Top executives of Universal Music Group are scheduled to meet with analysts in Europe and the United States this week to map out the future of the world's biggest music company.

Top executives of Universal Music Group are scheduled to meet with analysts in Europe and the United States this week to map out the future of the world's biggest music company.

Analysts said it is the first time UMG, a subsidiary of Vivendi Universal, has brought together all its senior managers since the near-collapse two years ago of the media conglomerate, whose debt swelled following an acquisition spree by former chief executive Jean-Marie Messier.

The meetings in London, Paris and New York -- on Tuesday, Wednesday and Thursday, respectively -- come amid ongoing speculation that Vivendi might float shares of its music business, though analysts have quashed that notion and suggested any public offering is years away.
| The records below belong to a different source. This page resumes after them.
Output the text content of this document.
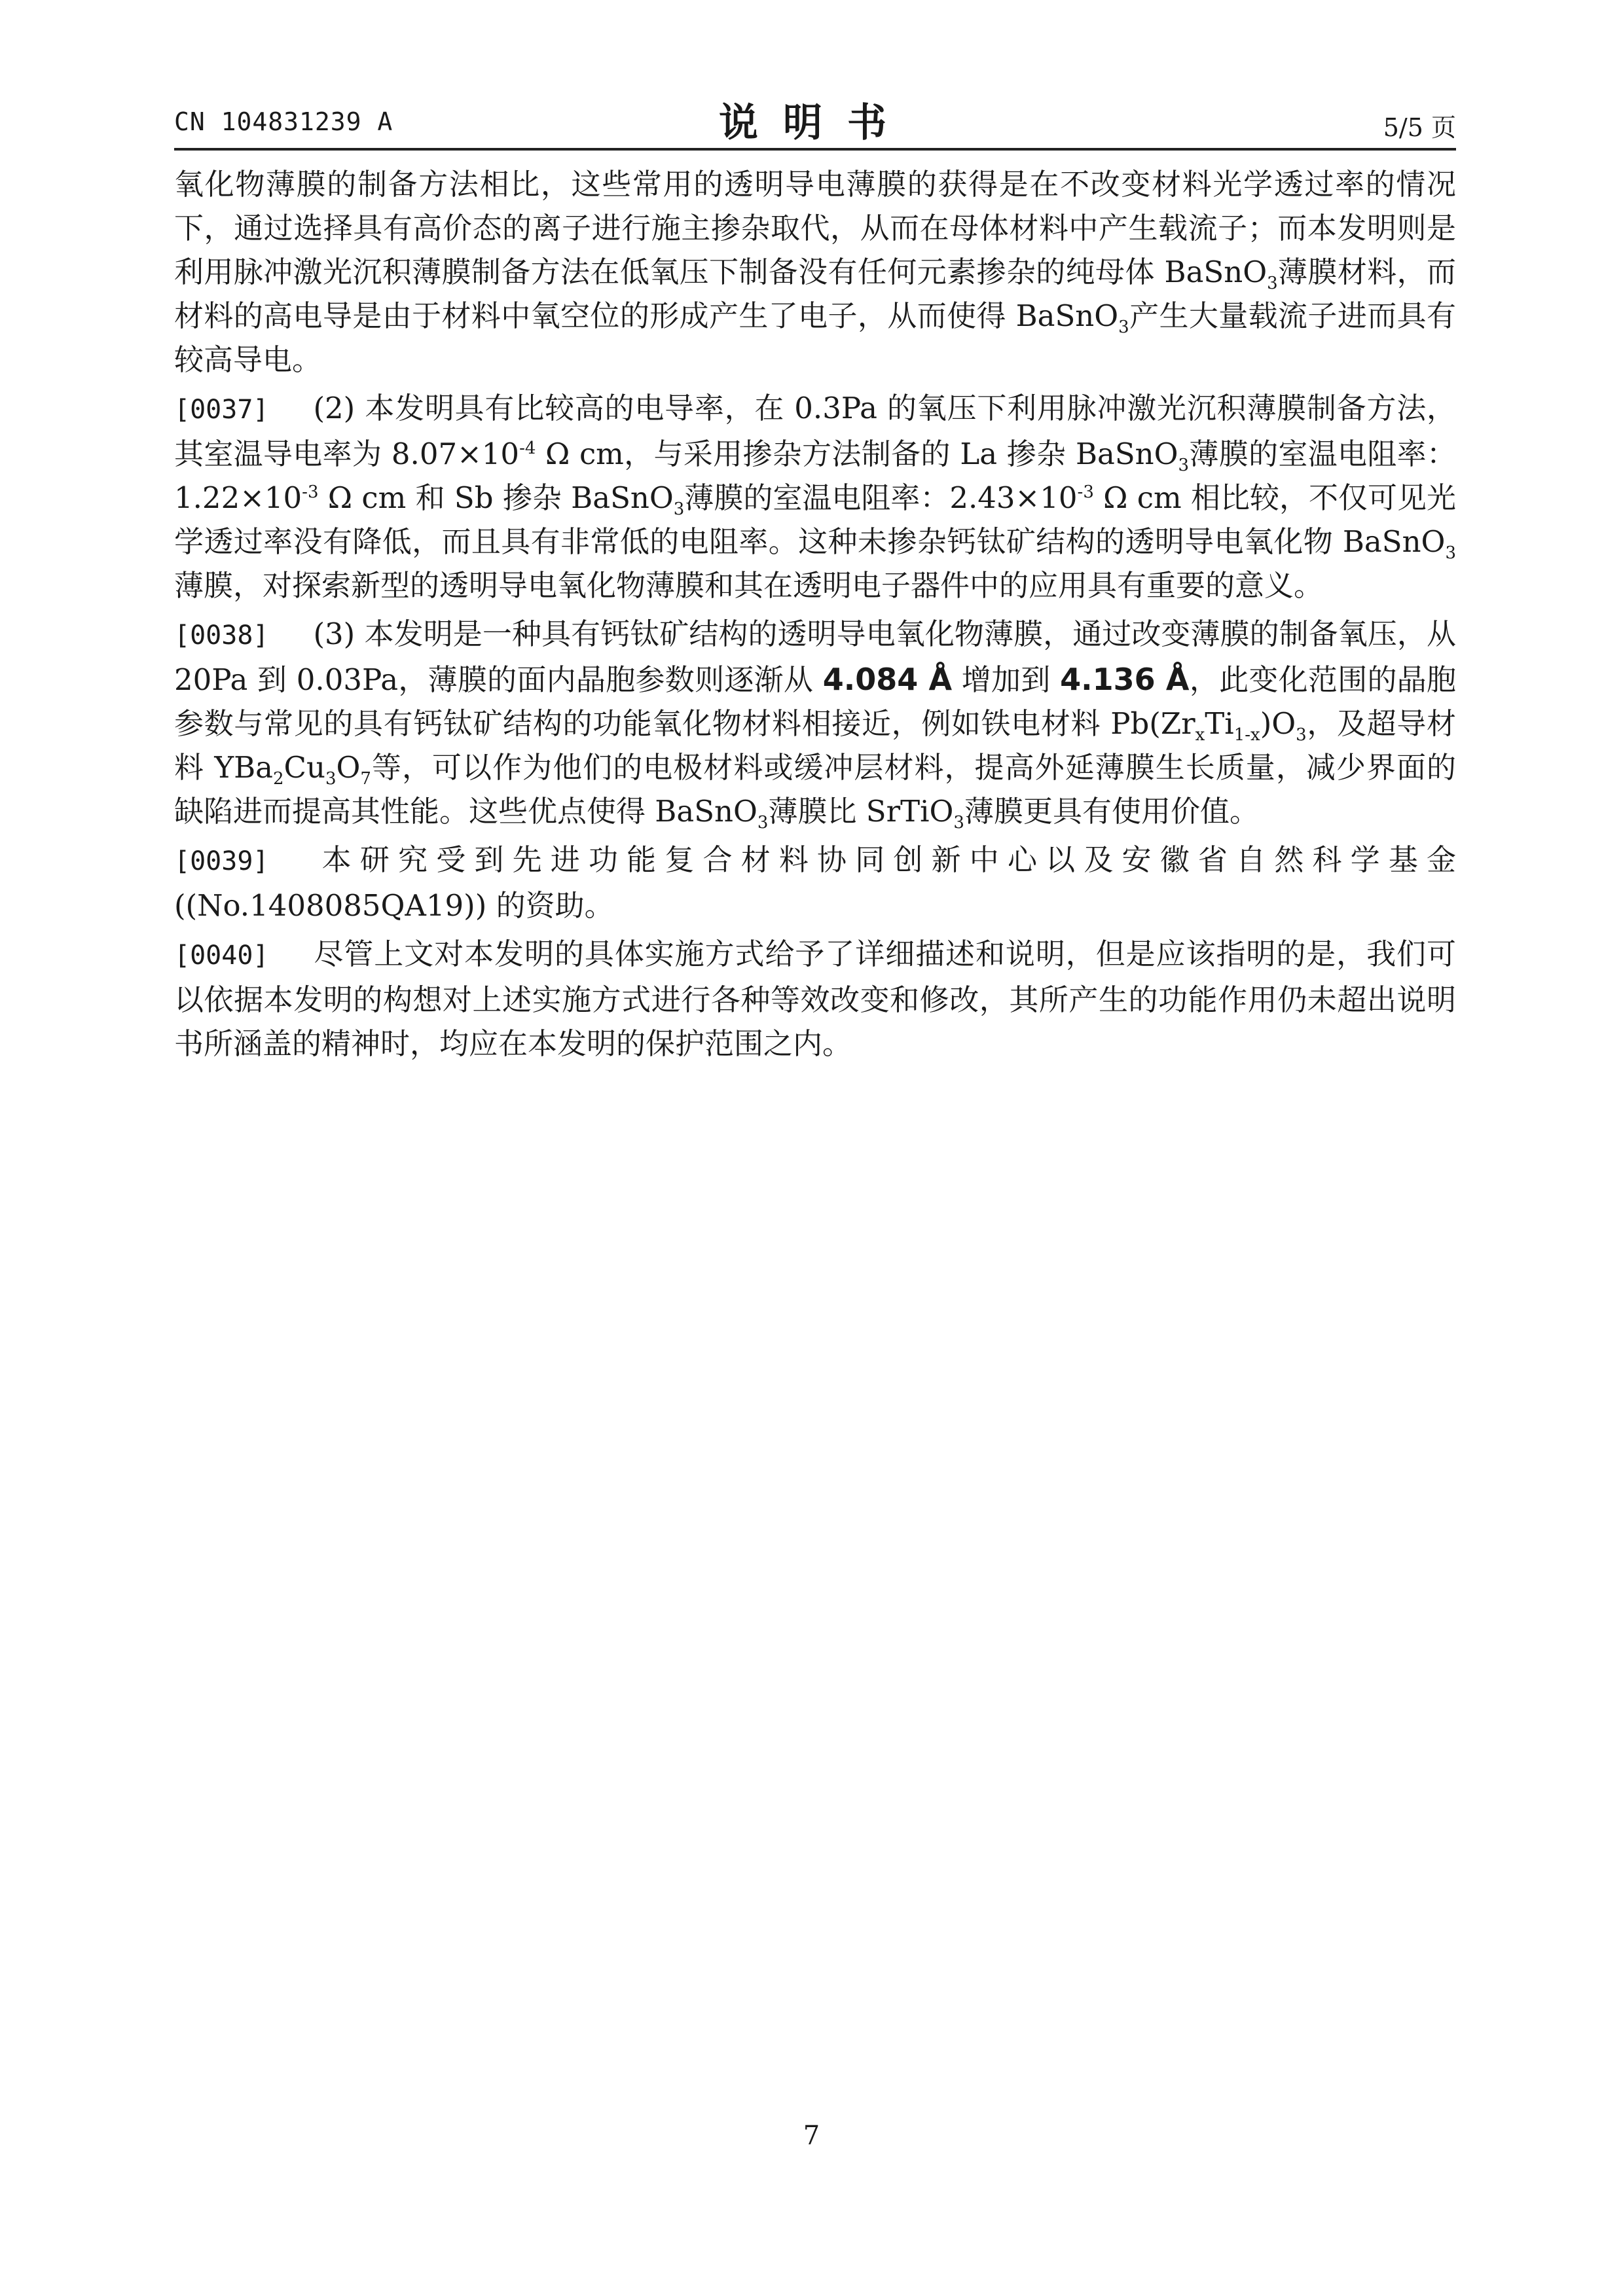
CN 104831239 A	说明书	5/5 页

氧化物薄膜的制备方法相比，这些常用的透明导电薄膜的获得是在不改变材料光学透过率的情况下，通过选择具有高价态的离子进行施主掺杂取代，从而在母体材料中产生载流子；而本发明则是利用脉冲激光沉积薄膜制备方法在低氧压下制备没有任何元素掺杂的纯母体 BaSnO$_3$薄膜材料，而材料的高电导是由于材料中氧空位的形成产生了电子，从而使得 BaSnO$_3$产生大量载流子进而具有较高导电。

[0037] (2) 本发明具有比较高的电导率，在 0.3Pa 的氧压下利用脉冲激光沉积薄膜制备方法，其室温导电率为 $8.07\times 10^{-4}$ Ω cm，与采用掺杂方法制备的 La 掺杂 BaSnO$_3$薄膜的室温电阻率：$1.22\times 10^{-3}$ Ω cm 和 Sb 掺杂 BaSnO$_3$薄膜的室温电阻率：$2.43\times 10^{-3}$ Ω cm 相比较，不仅可见光学透过率没有降低，而且具有非常低的电阻率。这种未掺杂钙钛矿结构的透明导电氧化物 BaSnO$_3$薄膜，对探索新型的透明导电氧化物薄膜和其在透明电子器件中的应用具有重要的意义。

[0038] (3) 本发明是一种具有钙钛矿结构的透明导电氧化物薄膜，通过改变薄膜的制备氧压，从 20Pa 到 0.03Pa，薄膜的面内晶胞参数则逐渐从 4.084 Å 增加到 4.136 Å，此变化范围的晶胞参数与常见的具有钙钛矿结构的功能氧化物材料相接近，例如铁电材料 $Pb(Zr_xTi_{1-x})O_3$，及超导材料 $YBa_2Cu_3O_7$等，可以作为他们的电极材料或缓冲层材料，提高外延薄膜生长质量，减少界面的缺陷进而提高其性能。这些优点使得 BaSnO$_3$薄膜比 SrTiO$_3$薄膜更具有使用价值。

[0039] 本研究受到先进功能复合材料协同创新中心以及安徽省自然科学基金 ((No.1408085QA19)) 的资助。

[0040] 尽管上文对本发明的具体实施方式给予了详细描述和说明，但是应该指明的是，我们可以依据本发明的构想对上述实施方式进行各种等效改变和修改，其所产生的功能作用仍未超出说明书所涵盖的精神时，均应在本发明的保护范围之内。

7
Like its rivals in the business, UMG has taken a hatchet to its cost base and the company would do better to hold off from an IPO until the benefits start to appear, analysts said.
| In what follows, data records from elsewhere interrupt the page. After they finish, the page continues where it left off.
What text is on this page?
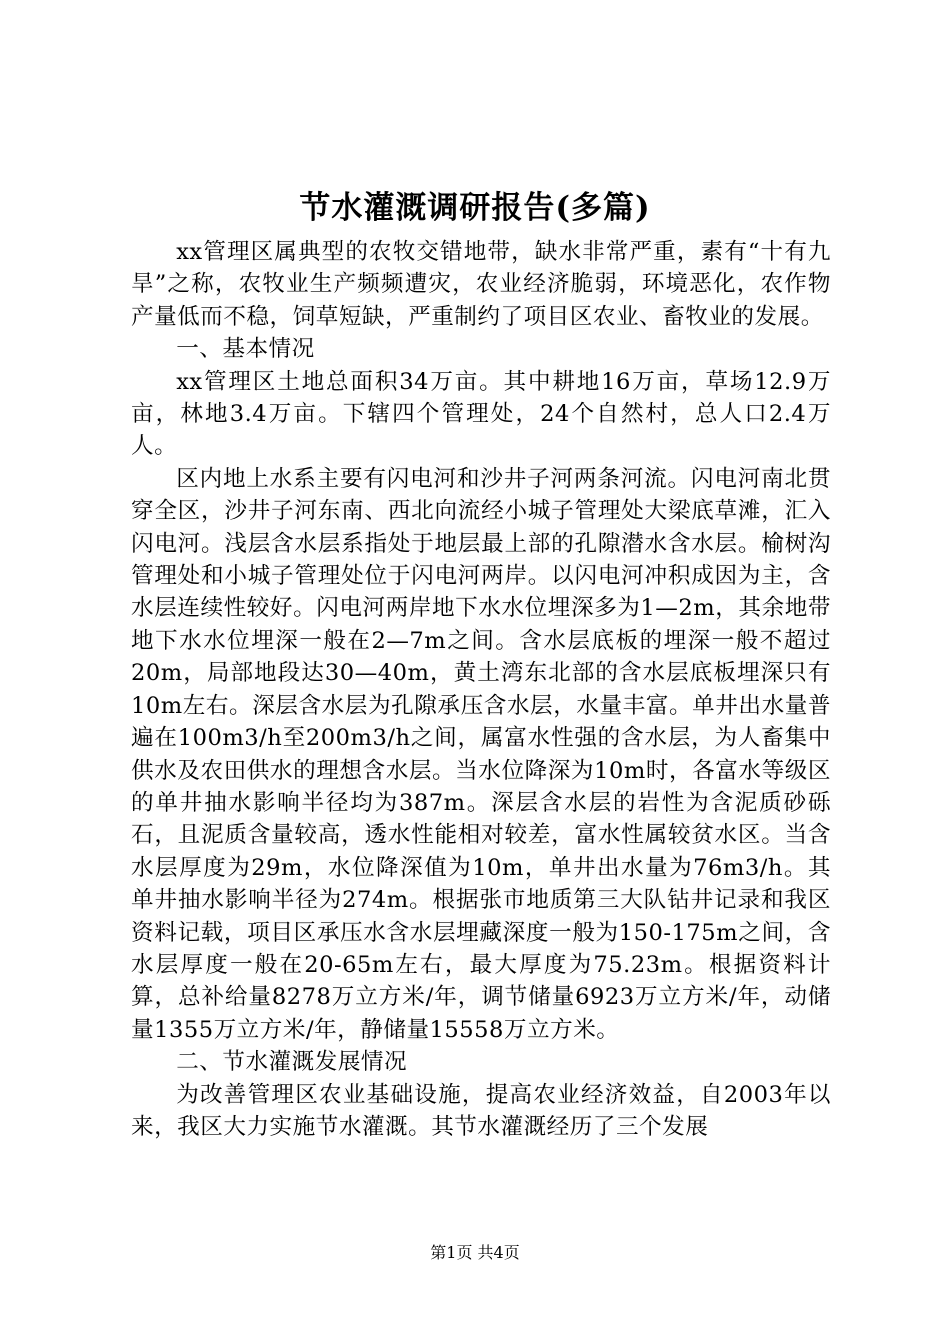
节水灌溉调研报告(多篇)

xx管理区属典型的农牧交错地带，缺水非常严重，素有“十有九旱”之称，农牧业生产频频遭灾，农业经济脆弱，环境恶化，农作物产量低而不稳，饲草短缺，严重制约了项目区农业、畜牧业的发展。

一、基本情况

xx管理区土地总面积34万亩。其中耕地16万亩，草场12.9万亩，林地3.4万亩。下辖四个管理处，24个自然村，总人口2.4万人。

区内地上水系主要有闪电河和沙井子河两条河流。闪电河南北贯穿全区，沙井子河东南、西北向流经小城子管理处大梁底草滩，汇入闪电河。浅层含水层系指处于地层最上部的孔隙潜水含水层。榆树沟管理处和小城子管理处位于闪电河两岸。以闪电河冲积成因为主，含水层连续性较好。闪电河两岸地下水水位埋深多为1—2m，其余地带地下水水位埋深一般在2—7m之间。含水层底板的埋深一般不超过20m，局部地段达30—40m，黄土湾东北部的含水层底板埋深只有10m左右。深层含水层为孔隙承压含水层，水量丰富。单井出水量普遍在100m3/h至200m3/h之间，属富水性强的含水层，为人畜集中供水及农田供水的理想含水层。当水位降深为10m时，各富水等级区的单井抽水影响半径均为387m。深层含水层的岩性为含泥质砂砾石，且泥质含量较高，透水性能相对较差，富水性属较贫水区。当含水层厚度为29m，水位降深值为10m，单井出水量为76m3/h。其单井抽水影响半径为274m。根据张市地质第三大队钻井记录和我区资料记载，项目区承压水含水层埋藏深度一般为150-175m之间，含水层厚度一般在20-65m左右，最大厚度为75.23m。根据资料计算，总补给量8278万立方米/年，调节储量6923万立方米/年，动储量1355万立方米/年，静储量15558万立方米。

二、节水灌溉发展情况

为改善管理区农业基础设施，提高农业经济效益，自2003年以来，我区大力实施节水灌溉。其节水灌溉经历了三个发展

第1页 共4页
"You'd probably like to see the upside from the restructuring before going public," one analyst said.

A Vivendi spokesman in Paris declined to comment.

Making the rounds for UMG will be chairman/CEO Doug Morris, president/COO Zach Horowitz, chairman/CEO international Jorgen Larsen and vice chairman/CFO Nick Henry.

Universal Music, home to such artists as Eminem, Sheryl Crow and Diana Krall, is expected by analysts to discuss expectations for the industry, which could see a consolidation from five majors to four by the end of the year if Sony Music's merger with Bertelsmann's BMG gets past anti-trust regulators.

The music sector is seeking out new sources of revenue such as mobile phone ring-tones and is trying to adapt to the new model of digital song downloading in the face of rampant piracy and competing forms of entertainment such as video games.